At Santa Monica College on Friday, Gov. Gavin Newsom signed a controversial, first-in-the-nation gun control measure patterned after a Texas anti-abortion law, saying the state would use an opportunity created by anti-abortion rulings to target assault weapons.
His action comes one month after conservative Supreme Court justices overturned women’s constitutional right to abortions and undermined gun control laws in states including California.
Newsom stitched the two hot-button topics together in approving a law allowing people to sue anyone who distributes illegal assault weapons, parts that can be used to build weapons, guns without serial numbers or .50 caliber rifles. They would be awarded at least $10,000 in civil damages for each weapon, plus attorneys’ fees.
“We’re sick and tired of being on the defense in this movement. It’s time to put them on the defense,” Newsom said. “You cannot sell, you cannot manufacture, you cannot transfer these illegal weapons of war and mass destruction in the state of California. And if you do, there are 40 million people that can collect $10,000 from you and attorney fees for engaging in that illegal activity.”
Lawmakers patterned the bill, at Newsom’s request, after a Texas law allowing citizens to sue anyone who provides or assists in providing an abortion. The U.S. Supreme Court gave preliminary approval to the Texas law, but California’s law will automatically be invalidated if the Texas law is eventually ruled unconstitutional.
“There’s no other state the United States of America doing more on gun safety than the state of California. Period. Full stop. We set the tone and tenor for gun safety debate in this country,” he said.
Newsom acknowledged the measure is in uncharted waters and said, while the Supreme Court’s abortion ruling was wrong for endangering the lives of women, it opened a door that California would walk through to protect the lives of residents from gun violence.
“It’s time we step up to this moment. The world is changing radically,” the Governor said. “You see what’s happening with the rights revolution being wiped out in real time, just over the course of the last few years in red states all across this country. We need to act differently. We need to do things differently here in the state of California.”
Newsom credited the work of local lawmakers on the bill including state Senator Bob Hertzberg and Assemblymember Richard Bloom.
“All I want to say is this: states are the incubators of democracy and the incubators of innovation,” said Hertzberg, speaking at the event in Santa Monica on Friday. “It is our highest duty in our government to protect California residents with every power we have. If the United States Supreme Court is seeking to devolve authority to the states, this Governor, Gavin Newsom, and this California legislature will use this exact legal framework to save lives by it by taking illegal guns off the street.”
Newsom’s signed the bill at Santa Monica College, the site of a 2013 mass shooting when John Zawahri killed five people. Two were killed before Zawahri entered campus including his father Samir Zawahri and brother Christopher Zawahri. Margarita Gomez, Carlos Navarro Franco and Marcela Dia Franco were shot on school property.
“In 2013 gun violence shattered our safe haven,” said SMC President Dr. Kathryn Jeffery. “The gunman was taken down by four selfless officers from Santa Monica College Police Department and Santa Monica Police Department. Also to SMC library staff responded using emergency training thereby saving lives.
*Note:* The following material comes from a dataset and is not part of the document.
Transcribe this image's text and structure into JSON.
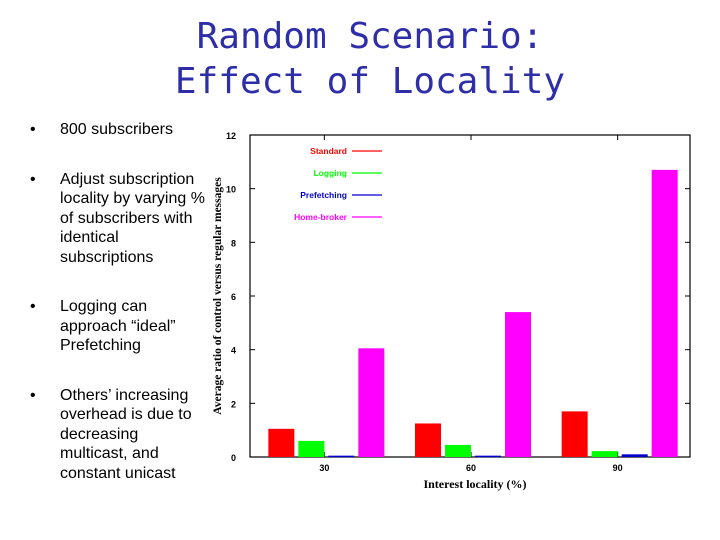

We continue to mourn the loss of groundskeeper Carlos Navarro Franco, his daughter Marcela Franco and our neighbor, Margarita Gomez.”
Bloom said the SMC shooting may have crystalized the issue for local residents but it was just one example the gun violence epidemic.
“It shook this great city and the Santa Monica College community to its core,” he said. “In fact, we’ve grown all too familiar with the environment around gun violence.”
The governor recently signed another bill patterned after a New York law that empowers anyone who suffered harm to sue gun makers or dealers who fail to follow precautions under a “firearm industry standard of conduct.”
He further criticized the high court and conservative Republicans in a video message after he signed two earlier gun bills into law, one also addressing ghost guns and the other barring marketing firearms to minors.
Other recently-signed laws bar gun sales on state property, boost inspections of gun dealers, limit dealer fees, and add child and elder abuse to the list of crimes that block gun ownership.
Yet California finds itself among states fighting rear-guard actions against the Supreme Court’s conservative wing.
Voters in November will be asked to guarantee the right to an abortion in the California State Constitution, while lawmakers in New York and Vermont advanced similar steps.
California and New York also are scrambling to update their laws regulating the concealed carrying of firearms after the nation’s high court ruled that Americans have a right to carry firearms in public for self-defense.
New York Gov. Kathy Hochul called lawmakers there back into a special session to approve changes that take effect Sept. 1, including requiring gun owners to allow an examination of their social media accounts. California legislators expect to act in August on concealed carry restrictions.
Associated Press Writers Don Thompson and Paul Weber contributed to this story.